In Van Buren v. United States, the U.S. Supreme Court held that defendant Nathan Van Buren, a Georgia police officer Buren, did not violate the nation’s top computer crime law when he searched a license plate database for non-official purposes.
Former Georgia police sergeant Nathan Van Buren used his patrol-car computer to access a law enforcement database to retrieve information about a particular license plate number in exchange for money. Van Buren agreed. The requestor – a third party who offered to pay him to search the database – was an undercover FBI informant. Van Buren used his own valid credentials to perform the search. However, his conduct clearly violated a department policy against obtaining database information for non-law-enforcement purposes.

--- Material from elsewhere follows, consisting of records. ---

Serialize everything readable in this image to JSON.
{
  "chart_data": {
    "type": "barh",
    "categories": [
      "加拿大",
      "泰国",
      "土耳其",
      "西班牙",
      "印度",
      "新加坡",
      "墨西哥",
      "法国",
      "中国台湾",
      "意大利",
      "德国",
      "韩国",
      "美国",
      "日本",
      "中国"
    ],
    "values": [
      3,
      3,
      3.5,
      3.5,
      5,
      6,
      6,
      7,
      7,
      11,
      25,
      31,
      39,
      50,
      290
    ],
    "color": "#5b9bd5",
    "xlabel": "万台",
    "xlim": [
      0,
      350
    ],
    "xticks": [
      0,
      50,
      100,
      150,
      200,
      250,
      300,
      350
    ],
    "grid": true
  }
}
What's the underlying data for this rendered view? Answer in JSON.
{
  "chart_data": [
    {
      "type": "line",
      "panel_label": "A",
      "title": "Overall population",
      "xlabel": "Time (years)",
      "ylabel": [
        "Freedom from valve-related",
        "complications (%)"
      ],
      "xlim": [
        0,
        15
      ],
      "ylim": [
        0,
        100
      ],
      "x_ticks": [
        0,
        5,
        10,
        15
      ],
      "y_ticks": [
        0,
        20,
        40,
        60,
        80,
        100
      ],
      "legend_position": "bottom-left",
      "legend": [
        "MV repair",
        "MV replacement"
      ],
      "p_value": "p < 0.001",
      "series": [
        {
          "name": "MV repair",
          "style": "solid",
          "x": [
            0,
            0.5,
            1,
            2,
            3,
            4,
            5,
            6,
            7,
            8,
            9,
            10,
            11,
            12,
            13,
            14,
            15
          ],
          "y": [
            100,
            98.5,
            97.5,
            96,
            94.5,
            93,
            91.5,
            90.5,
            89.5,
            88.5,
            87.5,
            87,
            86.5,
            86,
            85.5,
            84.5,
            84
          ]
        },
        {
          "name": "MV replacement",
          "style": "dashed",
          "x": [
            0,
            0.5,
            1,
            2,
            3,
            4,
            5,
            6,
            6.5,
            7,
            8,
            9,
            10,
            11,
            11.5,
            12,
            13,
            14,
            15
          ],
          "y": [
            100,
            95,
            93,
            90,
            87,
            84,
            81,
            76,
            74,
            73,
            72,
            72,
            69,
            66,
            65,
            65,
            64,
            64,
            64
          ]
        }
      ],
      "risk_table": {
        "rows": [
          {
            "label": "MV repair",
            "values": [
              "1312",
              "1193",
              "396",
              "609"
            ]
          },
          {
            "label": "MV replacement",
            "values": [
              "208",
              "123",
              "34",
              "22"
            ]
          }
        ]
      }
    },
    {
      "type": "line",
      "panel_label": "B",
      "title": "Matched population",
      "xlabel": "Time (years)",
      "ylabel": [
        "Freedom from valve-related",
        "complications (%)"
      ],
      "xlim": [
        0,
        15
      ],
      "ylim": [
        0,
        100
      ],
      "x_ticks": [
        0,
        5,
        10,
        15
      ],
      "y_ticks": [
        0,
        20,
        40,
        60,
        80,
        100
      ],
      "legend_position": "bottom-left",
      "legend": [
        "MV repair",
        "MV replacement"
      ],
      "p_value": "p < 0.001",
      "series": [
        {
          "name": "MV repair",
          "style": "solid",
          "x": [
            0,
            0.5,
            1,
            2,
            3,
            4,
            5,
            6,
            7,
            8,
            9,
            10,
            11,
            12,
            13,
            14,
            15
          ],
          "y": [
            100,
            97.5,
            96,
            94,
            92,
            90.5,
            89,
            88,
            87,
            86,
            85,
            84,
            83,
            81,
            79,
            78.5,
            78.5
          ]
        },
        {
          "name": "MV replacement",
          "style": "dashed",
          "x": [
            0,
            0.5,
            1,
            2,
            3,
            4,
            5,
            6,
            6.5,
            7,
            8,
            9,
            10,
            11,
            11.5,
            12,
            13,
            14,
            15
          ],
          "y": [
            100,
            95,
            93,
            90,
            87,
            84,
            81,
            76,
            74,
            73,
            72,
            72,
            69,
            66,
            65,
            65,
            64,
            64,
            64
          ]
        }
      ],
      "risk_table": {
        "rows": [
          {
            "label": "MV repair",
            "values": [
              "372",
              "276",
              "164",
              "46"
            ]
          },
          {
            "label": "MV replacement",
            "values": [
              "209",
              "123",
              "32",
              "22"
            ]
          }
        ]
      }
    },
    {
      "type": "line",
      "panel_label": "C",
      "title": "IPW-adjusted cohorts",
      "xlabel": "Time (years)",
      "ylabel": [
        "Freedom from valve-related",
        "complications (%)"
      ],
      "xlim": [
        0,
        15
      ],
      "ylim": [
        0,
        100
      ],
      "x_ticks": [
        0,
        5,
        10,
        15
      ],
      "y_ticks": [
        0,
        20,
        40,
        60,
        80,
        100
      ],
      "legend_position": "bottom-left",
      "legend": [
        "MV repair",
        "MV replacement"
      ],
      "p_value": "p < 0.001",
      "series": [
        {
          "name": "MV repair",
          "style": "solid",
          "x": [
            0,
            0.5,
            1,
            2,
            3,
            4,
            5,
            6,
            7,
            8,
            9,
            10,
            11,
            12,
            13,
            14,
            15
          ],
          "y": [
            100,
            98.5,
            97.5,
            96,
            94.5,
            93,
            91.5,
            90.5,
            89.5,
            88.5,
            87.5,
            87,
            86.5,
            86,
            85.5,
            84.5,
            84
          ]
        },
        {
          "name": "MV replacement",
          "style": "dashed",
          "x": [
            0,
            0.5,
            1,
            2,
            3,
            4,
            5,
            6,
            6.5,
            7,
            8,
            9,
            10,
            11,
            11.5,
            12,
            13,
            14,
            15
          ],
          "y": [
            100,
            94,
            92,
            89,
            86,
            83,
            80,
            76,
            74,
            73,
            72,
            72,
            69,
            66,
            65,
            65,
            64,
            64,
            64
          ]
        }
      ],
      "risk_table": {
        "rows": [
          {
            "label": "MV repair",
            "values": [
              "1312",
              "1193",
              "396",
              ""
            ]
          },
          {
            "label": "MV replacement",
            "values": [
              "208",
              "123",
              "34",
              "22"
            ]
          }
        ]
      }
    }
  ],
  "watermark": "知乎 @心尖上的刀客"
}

Again, unbeknownst to Van Buren, his actions were part of a FBI sting operation. Van Buren was charged with a felony violation of the Computer Fraud and Abuse Act of 1986 (CFAA), which subjects to criminal liability anyone who “intentionally accesses a computer without authorization or exceeds authorized access.” 18 U. S. C. §1030(a)(2). A jury convicted Van Buren, and the lower federal District Court sentenced him to 18 months in prison.
Van Buren appealed his conviction to the Eleventh Circuit Court of Appeals, arguing that the “exceeds authorized access” clause applies only to those who obtain information to which their computer access does not extend, not to those who misuse access that they otherwise have. Consistent with Eleventh Circuit precedent, the panel held that Van Buren had violated the CFAA.
Van Buren appealed again, this time to the U.S. Supreme Court.
COURT’S RATIONALE & CONCLUSIONS
“The relevant question, however, is not whether Van Buren exceeded his authorized access but whether he exceeded his authorized access as the CFAA defines that phrase. For reasons given elsewhere, he did not.” ~U.S. Supreme Court Justice Barrett, Majority Opinion
“To top it all off,” she wrote, the government’s expansive interpretation of the law “would attach criminal penalties to a breathtaking amount of commonplace computer activity.” Simply checking personal email or reading the news on a work computer would be considered a crime, Barrett added.
“The Government’s interpretation of the “exceeds authorized access” clause would attach criminal penalties to a breathtaking amount of commonplace computer activity. For instance, employers commonly state that computers and electronic devices can be used only for business purposes. On the Government’s reading, an employee who sends a personal e-mail or reads the news using a work computer has violated the CFAA.” ~U.S. Supreme Court Justice Barrett, Majority Opinion
Finally, Justice Barrett reasoned that the Government’s prosecution would also inject arbitrariness into the assessment of criminal liability, because whether conduct like Van Buren’s violated the CFAA would depend on how an employer phrased the policy violated.
With that, the U.S. Supreme Court reversed Van Buren’s criminal conviction.
“When the police officer accessed the database in exchange for a bribe from an acquaintance, he exceeded authorized access under the law . . . Without valid law enforcement purposes, he was forbidden to use the computer to obtain that information.” ~ U.S. Supreme Court Justice Thomas, Dissenting Opinion.